Bevor wir uns zu einer Sache äussern können, müssen wir uns erst darüber klar werden. Was denken wir in Bezug auf die Sache, über uns in dieser Sache, über den andern, über andere in Bezug zu dieser Sache. Dabei sind die Mehrheit dieser Gedanken uns unbewusst.

 

Eine Nachricht besteht (nach Watzlawick) aus folgenden Elementen:

  • Sachinhalt
  • Selbstoffenbarung
  • Beziehungsinhalt
  • Appell

Solange bei Sender und Empfänger die vorherrschende Grundhaltung besteht „Du bist okay – ich bin okay“ läuft die Kommunikation relativ reibungslos. Missverständnisse können leicht durch entsprechendes Nachfragen aus dem Weg geräumt werden.

Doch sobald zwischen Sender und Empfänger ein Problem auf der Beziehungsebene entsteht „Du bist nicht okay – ich bin okay“ oder umgekehrt gerät einer, oder beide Parteien in eine Art „psychologischer Nebel“. In diesem geht es nun (meist unbewusst) nur noch um die Klärung des eigenen Selbstwertgefühls in dem man sich angegriffen fühlt. Bis dies auf der Beziehungsebene nicht geklärt ist, können Informationen auf der Sachebene nicht fliessen.

Hohe Kompetenz in der Kommunikation erwerben wir uns, indem wir verstehen lernen was die unbewussten, versteckten Botschaften in einer Aussage sind und diese vermeiden oder eliminieren. Missverständnisse entstehen in der Regel dann, wenn einer nicht mehr zuhören kann, weil er beschäftigt ist, sein Selbstwertgefühl in Sicherheit zu bringen.

Nachfragen führt aus dem psychologischen Nebel heraus.
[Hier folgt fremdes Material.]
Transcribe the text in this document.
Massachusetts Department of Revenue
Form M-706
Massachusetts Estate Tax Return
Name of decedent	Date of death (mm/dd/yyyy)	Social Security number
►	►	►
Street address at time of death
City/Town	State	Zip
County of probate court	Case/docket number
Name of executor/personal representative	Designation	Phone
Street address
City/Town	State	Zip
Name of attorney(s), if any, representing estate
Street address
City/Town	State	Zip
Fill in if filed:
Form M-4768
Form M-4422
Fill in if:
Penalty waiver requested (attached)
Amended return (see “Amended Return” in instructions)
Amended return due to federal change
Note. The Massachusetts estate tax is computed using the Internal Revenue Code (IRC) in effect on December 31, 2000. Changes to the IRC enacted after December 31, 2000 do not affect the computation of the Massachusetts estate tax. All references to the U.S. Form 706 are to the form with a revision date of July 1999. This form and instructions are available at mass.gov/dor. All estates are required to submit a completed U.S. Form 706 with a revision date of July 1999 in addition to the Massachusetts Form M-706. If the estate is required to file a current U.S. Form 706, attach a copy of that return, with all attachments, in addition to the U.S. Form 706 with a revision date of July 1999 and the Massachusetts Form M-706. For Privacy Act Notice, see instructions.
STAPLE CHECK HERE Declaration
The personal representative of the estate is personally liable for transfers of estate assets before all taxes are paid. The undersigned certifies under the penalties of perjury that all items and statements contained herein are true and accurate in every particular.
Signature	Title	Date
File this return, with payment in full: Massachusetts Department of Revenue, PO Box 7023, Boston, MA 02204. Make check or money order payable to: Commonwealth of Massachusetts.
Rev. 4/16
Doch wie kommunizieren wir ohne Angriff auf das Selbstwertgefühl des andern?
Emotionale Kommunikation ist der Schlüssel. Denn wenn wir kommunizieren tauschen wir nicht nur Gedanken aus, sondern auch Gefühle.

 

Wie funktioniert emotionale Kommunikation?

  • Rahmen für eine vertrauensvolle Kommunikation schaffen
    (nicht jeder Ort und nicht jeder Zeitpunkt eignet sich für jedes Gespräch)
  • Wertschätzung für den Menschen gegenüber ausdrücken
    (Du bist okay, auch wenn in der Sache für mich etwas nicht okay sein mag. Jede Ansicht ist legitim, ich muss und will Dich nicht über-zeugen, auf meine Seite ziehen/zwingen.)
  • Objektive Sachbeschreibung
    (ohne wertende emotionale Zusätze die da gehen von Vorwürfen über gönnerhafte Akzeptanz bis hin zur Unterwerfung)
  • Meine Gefühle in der Sache beschreiben
    (wie fühle ich mich in dieser Sache, welche Gefühle löst das bei mir aus, unabhängig vom andern)
  • Meine Enttäuschung formulieren
    (z.B. was für ein Verhalten hätte ich erwartet, warum?)

Kompetente Kommunikation geht davon aus, dass jeder das Recht auf seine eigene Meinung hat und jeder mit den Konsequenzen seines Handelns selber umgehen muss und kann.

Sehr oft versuchen wir jedoch, den andern zu über-zeugen. Ihn auf unseren Standpunkt hinüber zu ziehen, bis er ihn versteht, akzeptiert, anerkennt. Anstatt für uns zu klären und dem andern entsprechend mitzuteilen mit welchen Konsequenzen unter Umständen umzugehen ist. Das fördert Eigenverantwortung beim Empfänger wie beim Sender und fördert aktiv die gegenseitige Toleranz ohne alles hinnehmen zu müssen.

Aber oft schrecken wir vor den Konsequenzen und unseren Entscheidungen zurück und so scheint es einfacher in der Kommunikation das Selbstwertgefühl des andern (oder das eigene) anzugreifen (oder zu fliehen). Emotionale Kommunikation ist die Basis einer gesunden Konfliktfähigkeit.